North Korea gave the notice in the first inter-Korean government talks in more
than a year that took place in its border town of Kaesong on Tuesday. The meeting
lasted for only 22 minutes after a delay of more than 12 hours due to procedural
disputes, officials said.
The North "will fully reconsider systematic special benefits it has given to the
South for the Kaesong industrial complex project," the North Korean document,
released by South Korea's Unification Ministry, said. "Negotiations will begin,"
it said, "The South will have to respond sincerely to required meetings."
The seven-member South Korean delegation, led by Kim Young-tak, director general
of the Kaesong Industrial Complex Project Bureau under the Unification Ministry,
returned home after exchanging documents with its North Korean counterpart that
laid out demands of each side.
The joint venture, just an hour's drive from Seoul, is the last remaining
inter-Korean reconciliatory project launched by the Kim Dae-jung administration
and opened during his successor Roh Moo-hyun's government. More than 100 small
South Korean factories operate there, employing about 39,000 cheap but skilled
North Korean workers, who manufacture garments, utensils and other small,
labor-intensive items.
In a hand-delivered letter to South Korea last week, North Korea said it had an
"important notice" to announce regarding the Kaesong complex.
Seoul's primary concern was a South Korean worker being held by the North in the
Kaesong complex since March 30. The employee of Hyundai Asan Corp., a South
Korean company that developed the joint park, was accused of criticizing the
North's political system and trying to incite a local female worker to defect.
North Korea "refused even to bring up the matter of our citizen under
investigation," the ministry said in the press release.
Tuesday's talks were the first official inter-Korean governmental contact for
President Lee Myung-bak's administration which took office in February last year.
Cross-border ties had fast deteriorated under his government which directly
linked assistance to the North with its denuclearization.
Regional tension has further risen since the U.N. Security Council strongly
condemned the North's April 5 rocket launch. In response, the North kicked out
international nuclear monitors and quit the six-party denuclearization talks.
With the North Korean proposal for further talks, the South Korean presidential
office is likely to further weigh an official announcement to become a full
participant of the U.S.-led Proliferation Security Initiative (PSI)
anti-proliferation campaign.

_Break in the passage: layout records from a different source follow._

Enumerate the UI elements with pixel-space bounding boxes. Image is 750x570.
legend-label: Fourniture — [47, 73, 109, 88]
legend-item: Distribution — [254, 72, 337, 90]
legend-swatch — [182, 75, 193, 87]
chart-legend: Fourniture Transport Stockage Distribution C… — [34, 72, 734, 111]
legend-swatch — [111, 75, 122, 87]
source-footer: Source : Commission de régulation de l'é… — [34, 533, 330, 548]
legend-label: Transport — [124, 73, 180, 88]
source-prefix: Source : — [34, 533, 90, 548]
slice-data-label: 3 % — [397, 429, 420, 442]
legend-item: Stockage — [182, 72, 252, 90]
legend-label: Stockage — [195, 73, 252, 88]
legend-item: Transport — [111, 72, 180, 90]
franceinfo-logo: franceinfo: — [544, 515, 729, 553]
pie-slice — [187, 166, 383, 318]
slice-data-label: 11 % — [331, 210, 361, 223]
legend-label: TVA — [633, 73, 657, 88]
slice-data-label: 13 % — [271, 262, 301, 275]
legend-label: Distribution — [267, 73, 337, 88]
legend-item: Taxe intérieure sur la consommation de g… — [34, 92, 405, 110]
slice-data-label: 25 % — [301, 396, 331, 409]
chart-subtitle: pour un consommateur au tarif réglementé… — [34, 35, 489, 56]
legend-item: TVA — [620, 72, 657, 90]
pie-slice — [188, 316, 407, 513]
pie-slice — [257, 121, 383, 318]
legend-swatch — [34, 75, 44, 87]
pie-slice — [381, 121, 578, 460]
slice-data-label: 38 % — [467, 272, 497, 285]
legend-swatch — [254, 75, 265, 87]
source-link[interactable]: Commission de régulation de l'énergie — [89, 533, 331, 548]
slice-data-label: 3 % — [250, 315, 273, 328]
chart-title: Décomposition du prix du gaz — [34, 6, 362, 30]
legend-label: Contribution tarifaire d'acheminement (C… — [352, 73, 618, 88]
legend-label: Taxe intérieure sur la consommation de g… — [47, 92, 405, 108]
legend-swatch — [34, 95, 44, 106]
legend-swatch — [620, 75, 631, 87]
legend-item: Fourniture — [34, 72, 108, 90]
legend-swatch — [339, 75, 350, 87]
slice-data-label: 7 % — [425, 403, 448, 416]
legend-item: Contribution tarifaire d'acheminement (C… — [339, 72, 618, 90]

Seoul, currently an observer in the campaign, said
it will fully join the PSI, but has continued to delay joining in consideration
of inter-Korean relations.
"Now that North Korea has proposed negotiations over the Kaesong complex, we will
see how the situation develops," a senior administration official said over the
telephone on condition of anonymity.
North Korea is also holding two female American journalists who were detained
near its border with China on March 17. Washington has said dialogue is underway
to free the two, but Pyongyang has said it will indict them on charges of
illegally entering the country and committing "hostile acts."